The applicant was taken to the Biloela hospital where he was seen by a
medical practitioner Dr Gaskell. Dr Gaskell observed bruising and swelling to
the left side of the applicant’s face close to the nose and dried blood over the
left side of the nose. He observed an obvious deformity of the nose and
dried blood in the nostrils. He made a provisional diagnosis of a fracture of
the nose and arranged for x-ray which confirmed that there was a fracture.
Exhibited to the affidavit of Anthony Harold Hyde Bailey filed on the 18th
January 2002 is a report by Dr Ibraham Rabie a Head and Neck Surgeon. Dr
Rabie said that there was no doubt that the injury sustained to the external
nasal bone was consistent with a blunt trauma which may have occurred as a
result of a direct hit. He said that despite the external deformity of the
external nasal pyramid there was no significant degree of dysfunction or any
permanent damage that occurred to the nose. He said that the applicant was
unlikely to suffer from a long term disfigurement as a result of the injury. He
said that the question as to whether he would require any further treatment or
not would depend on his satisfaction with outcome of the reduction of the
external nasal skeleton deformity after the injury.
The applicant was seen by Dr Ian Curtis consultant psychiatrist who has
sworn an affidavit to which is exhibited a copy of his report of the 11th August
2000. He said that the applicant had suffered from a moderately severe
acute stress disorder as a result of the assault. He said this was a nervous
shock in the middle of the moderate range with some continuing mild nervous
problems as a result of trauma. He went on to say that the applicant had
suffered from a displaced fracture of the nose with deforming disturbances of
bone and cartilage such that his left nostril collapsed and his nose was
deviating to the right. Two photographs were attached to the report and Dr
Curtis said that these photographs indicated the lack of bone and
cartilaginous support of the left nostril. He said that it needed to be
appreciated that when air is sucked through the airway there would be a
tendency for the left nostril to collapse and it was a function of the bone and
cartilaginous supports of the nose to support the nostrils without a collapse
obstructing the airway and also to support an actual flaring and opening up of
the nostrils as a reflex action when more air was needed. Dr Curtis said that
therefore the functional impairment was more significant then the cosmetic
deviation and the visible loss of bulk on the left side of the applicant’s nose. I
accept Dr Curtis’ opinion in relation to nervous shock and with some
reservation in relation to the physical injury to the nose bearing in mind that
although Dr Curtis is a duly qualified medical practitioner his speciality is in
the field of psychiatry rather than as an ear nose and throat specialist.
It seems to me that the applicant’s physical injury falls for assessment under
item 4 of the compensation table in schedule 1 to the Criminal Offence Victims Act 1995 where the range is from 8% to 20% of the scheme
maximum.
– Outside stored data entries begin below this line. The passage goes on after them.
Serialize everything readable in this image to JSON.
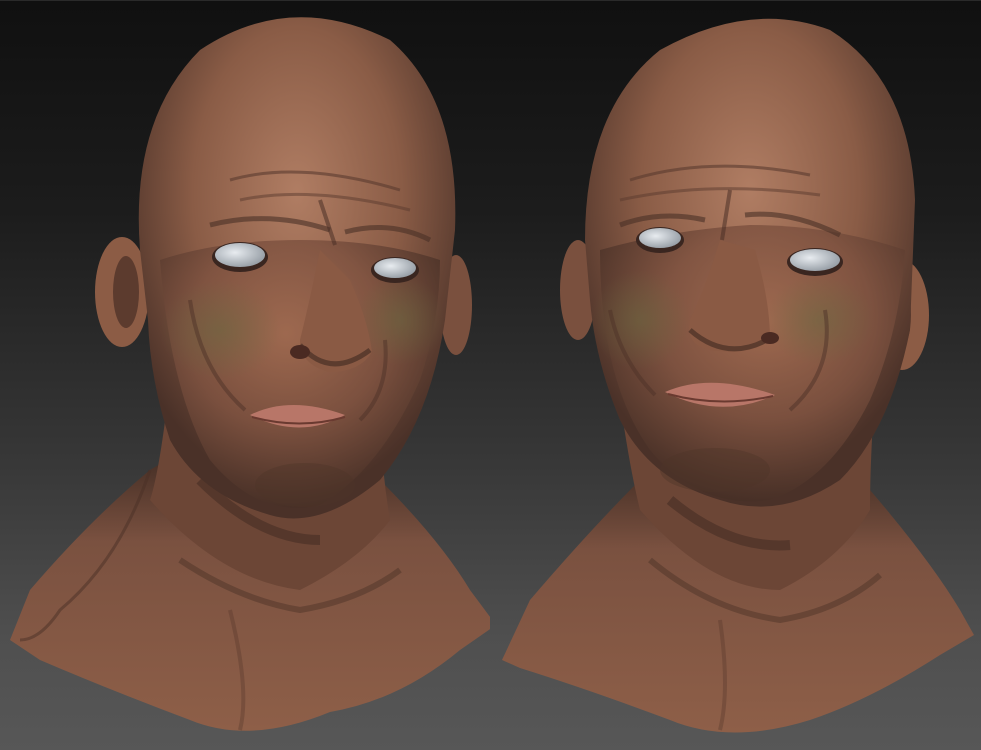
{
  "viewport": {
    "background_top": "#101010",
    "background_bottom": "#575757"
  },
  "sculpts": [
    {
      "view": "three-quarter-left",
      "skin_color": "#8a5a44"
    },
    {
      "view": "three-quarter-right",
      "skin_color": "#8a5a44"
    }
  ]
}
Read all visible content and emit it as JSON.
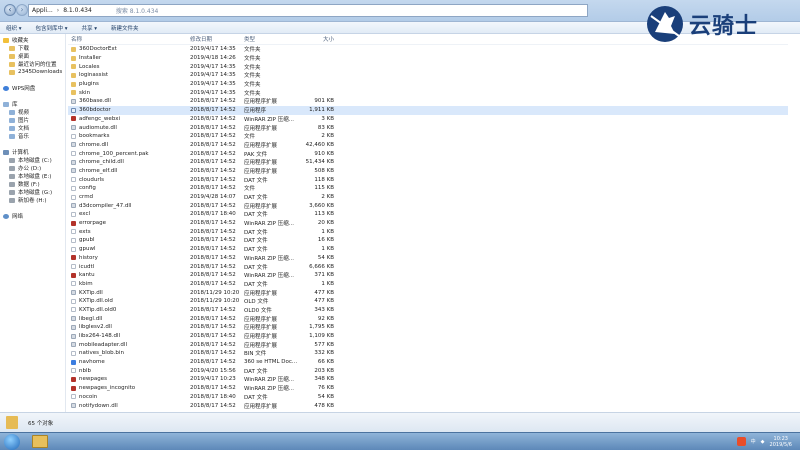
{
  "window": {
    "address_parts": [
      "Appli...",
      "8.1.0.434"
    ],
    "address_ghost": "搜索 8.1.0.434",
    "nav_back_icon": "back-arrow-icon",
    "nav_forward_icon": "forward-arrow-icon"
  },
  "toolbar": {
    "items": [
      "组织 ▾",
      "包含到库中 ▾",
      "共享 ▾",
      "新建文件夹"
    ]
  },
  "sidebar": {
    "groups": [
      {
        "items": [
          {
            "label": "收藏夹",
            "icon": "star-icon"
          },
          {
            "label": "下载",
            "icon": "folder-icon"
          },
          {
            "label": "桌面",
            "icon": "folder-icon"
          },
          {
            "label": "最近访问的位置",
            "icon": "folder-icon"
          },
          {
            "label": "2345Downloads",
            "icon": "folder-icon"
          }
        ]
      },
      {
        "items": [
          {
            "label": "WPS网盘",
            "icon": "cloud-icon"
          }
        ]
      },
      {
        "items": [
          {
            "label": "库",
            "icon": "library-icon"
          },
          {
            "label": "视频",
            "icon": "library-icon"
          },
          {
            "label": "图片",
            "icon": "library-icon"
          },
          {
            "label": "文档",
            "icon": "library-icon"
          },
          {
            "label": "音乐",
            "icon": "library-icon"
          }
        ]
      },
      {
        "items": [
          {
            "label": "计算机",
            "icon": "computer-icon"
          },
          {
            "label": "本地磁盘 (C:)",
            "icon": "drive-icon"
          },
          {
            "label": "办公 (D:)",
            "icon": "drive-icon"
          },
          {
            "label": "本地磁盘 (E:)",
            "icon": "drive-icon"
          },
          {
            "label": "数据 (F:)",
            "icon": "drive-icon"
          },
          {
            "label": "本地磁盘 (G:)",
            "icon": "drive-icon"
          },
          {
            "label": "新加卷 (H:)",
            "icon": "drive-icon"
          }
        ]
      },
      {
        "items": [
          {
            "label": "网络",
            "icon": "network-icon"
          }
        ]
      }
    ]
  },
  "columns": {
    "name": "名称",
    "date": "修改日期",
    "type": "类型",
    "size": "大小"
  },
  "files": [
    {
      "name": "360DoctorExt",
      "date": "2019/4/17 14:35",
      "type": "文件夹",
      "size": "",
      "kind": "folder"
    },
    {
      "name": "Installer",
      "date": "2019/4/18 14:26",
      "type": "文件夹",
      "size": "",
      "kind": "folder"
    },
    {
      "name": "Locales",
      "date": "2019/4/17 14:35",
      "type": "文件夹",
      "size": "",
      "kind": "folder"
    },
    {
      "name": "loginassist",
      "date": "2019/4/17 14:35",
      "type": "文件夹",
      "size": "",
      "kind": "folder"
    },
    {
      "name": "plugins",
      "date": "2019/4/17 14:35",
      "type": "文件夹",
      "size": "",
      "kind": "folder"
    },
    {
      "name": "skin",
      "date": "2019/4/17 14:35",
      "type": "文件夹",
      "size": "",
      "kind": "folder"
    },
    {
      "name": "360base.dll",
      "date": "2018/8/17 14:52",
      "type": "应用程序扩展",
      "size": "901 KB",
      "kind": "dll"
    },
    {
      "name": "360bdoctor",
      "date": "2018/8/17 14:52",
      "type": "应用程序",
      "size": "1,911 KB",
      "kind": "exe",
      "selected": true
    },
    {
      "name": "adfengc_webxi",
      "date": "2018/8/17 14:52",
      "type": "WinRAR ZIP 压缩...",
      "size": "3 KB",
      "kind": "zip"
    },
    {
      "name": "audiomute.dll",
      "date": "2018/8/17 14:52",
      "type": "应用程序扩展",
      "size": "83 KB",
      "kind": "dll"
    },
    {
      "name": "bookmarks",
      "date": "2018/8/17 14:52",
      "type": "文件",
      "size": "2 KB",
      "kind": "file"
    },
    {
      "name": "chrome.dll",
      "date": "2018/8/17 14:52",
      "type": "应用程序扩展",
      "size": "42,460 KB",
      "kind": "dll"
    },
    {
      "name": "chrome_100_percent.pak",
      "date": "2018/8/17 14:52",
      "type": "PAK 文件",
      "size": "910 KB",
      "kind": "file"
    },
    {
      "name": "chrome_child.dll",
      "date": "2018/8/17 14:52",
      "type": "应用程序扩展",
      "size": "51,434 KB",
      "kind": "dll"
    },
    {
      "name": "chrome_elf.dll",
      "date": "2018/8/17 14:52",
      "type": "应用程序扩展",
      "size": "508 KB",
      "kind": "dll"
    },
    {
      "name": "cloudurls",
      "date": "2018/8/17 14:52",
      "type": "DAT 文件",
      "size": "118 KB",
      "kind": "file"
    },
    {
      "name": "config",
      "date": "2018/8/17 14:52",
      "type": "文件",
      "size": "115 KB",
      "kind": "file"
    },
    {
      "name": "crmd",
      "date": "2019/4/28 14:07",
      "type": "DAT 文件",
      "size": "2 KB",
      "kind": "file"
    },
    {
      "name": "d3dcompiler_47.dll",
      "date": "2018/8/17 14:52",
      "type": "应用程序扩展",
      "size": "3,660 KB",
      "kind": "dll"
    },
    {
      "name": "excl",
      "date": "2018/8/17 18:40",
      "type": "DAT 文件",
      "size": "113 KB",
      "kind": "file"
    },
    {
      "name": "errorpage",
      "date": "2018/8/17 14:52",
      "type": "WinRAR ZIP 压缩...",
      "size": "20 KB",
      "kind": "zip"
    },
    {
      "name": "exts",
      "date": "2018/8/17 14:52",
      "type": "DAT 文件",
      "size": "1 KB",
      "kind": "file"
    },
    {
      "name": "gpubl",
      "date": "2018/8/17 14:52",
      "type": "DAT 文件",
      "size": "16 KB",
      "kind": "file"
    },
    {
      "name": "gpuwl",
      "date": "2018/8/17 14:52",
      "type": "DAT 文件",
      "size": "1 KB",
      "kind": "file"
    },
    {
      "name": "history",
      "date": "2018/8/17 14:52",
      "type": "WinRAR ZIP 压缩...",
      "size": "54 KB",
      "kind": "zip"
    },
    {
      "name": "icudtl",
      "date": "2018/8/17 14:52",
      "type": "DAT 文件",
      "size": "6,666 KB",
      "kind": "file"
    },
    {
      "name": "kantu",
      "date": "2018/8/17 14:52",
      "type": "WinRAR ZIP 压缩...",
      "size": "371 KB",
      "kind": "zip"
    },
    {
      "name": "kbim",
      "date": "2018/8/17 14:52",
      "type": "DAT 文件",
      "size": "1 KB",
      "kind": "file"
    },
    {
      "name": "KXTip.dll",
      "date": "2018/11/29 10:20",
      "type": "应用程序扩展",
      "size": "477 KB",
      "kind": "dll"
    },
    {
      "name": "KXTip.dll.old",
      "date": "2018/11/29 10:20",
      "type": "OLD 文件",
      "size": "477 KB",
      "kind": "file"
    },
    {
      "name": "KXTip.dll.old0",
      "date": "2018/8/17 14:52",
      "type": "OLD0 文件",
      "size": "343 KB",
      "kind": "file"
    },
    {
      "name": "libegl.dll",
      "date": "2018/8/17 14:52",
      "type": "应用程序扩展",
      "size": "92 KB",
      "kind": "dll"
    },
    {
      "name": "libglesv2.dll",
      "date": "2018/8/17 14:52",
      "type": "应用程序扩展",
      "size": "1,795 KB",
      "kind": "dll"
    },
    {
      "name": "libx264-148.dll",
      "date": "2018/8/17 14:52",
      "type": "应用程序扩展",
      "size": "1,109 KB",
      "kind": "dll"
    },
    {
      "name": "mobileadapter.dll",
      "date": "2018/8/17 14:52",
      "type": "应用程序扩展",
      "size": "577 KB",
      "kind": "dll"
    },
    {
      "name": "natives_blob.bin",
      "date": "2018/8/17 14:52",
      "type": "BIN 文件",
      "size": "332 KB",
      "kind": "file"
    },
    {
      "name": "navhome",
      "date": "2018/8/17 14:52",
      "type": "360 se HTML Doc...",
      "size": "66 KB",
      "kind": "html"
    },
    {
      "name": "nblb",
      "date": "2019/4/20 15:56",
      "type": "DAT 文件",
      "size": "203 KB",
      "kind": "file"
    },
    {
      "name": "newpages",
      "date": "2019/4/17 10:23",
      "type": "WinRAR ZIP 压缩...",
      "size": "348 KB",
      "kind": "zip"
    },
    {
      "name": "newpages_incognito",
      "date": "2018/8/17 14:52",
      "type": "WinRAR ZIP 压缩...",
      "size": "76 KB",
      "kind": "zip"
    },
    {
      "name": "nocoin",
      "date": "2018/8/17 18:40",
      "type": "DAT 文件",
      "size": "54 KB",
      "kind": "file"
    },
    {
      "name": "notifydown.dll",
      "date": "2018/8/17 14:52",
      "type": "应用程序扩展",
      "size": "478 KB",
      "kind": "dll"
    }
  ],
  "status": {
    "count_text": "65 个对象"
  },
  "watermark": {
    "text": "云骑士"
  },
  "taskbar": {
    "start_icon": "windows-start-icon",
    "tray_text": "中",
    "time": "10:23",
    "date": "2019/5/6"
  }
}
In my view compensation should be assessed in the middle of
that range at 14% of the scheme maximum or $10,500.
So far as the mental or nervous shock is concerned accepting as I do the
opinion of Dr Curtis this should be assessed under item 32 “mental or
nervous shock (moderate)” for which the range is 10% to 20%. In light of Dr
Curtis’ opinion the compensation should be assessed at 15% of the scheme
maximum or $11,250. The total of the compensation assessed is therefore
$21,750.
Having regard to the statement of the applicant as to the circumstances in
which he was assaulted there is no matter which pursuant to section 25(7)
adversely impacts upon the making of an award of compensation or the
amount of an award in favour of the applicant. I specifically find that there
was no behaviour on the part of the applicant which directly or indirectly
contributed to the injury. I accept that he did not in any way provoke the
respondent at that at all times he was endeavouring to indicate to the
respondent that he was not in any way a threat to him.
In all of the circumstances therefore I order that the respondent pay to the
applicant by way of compensation the sum of $21,750.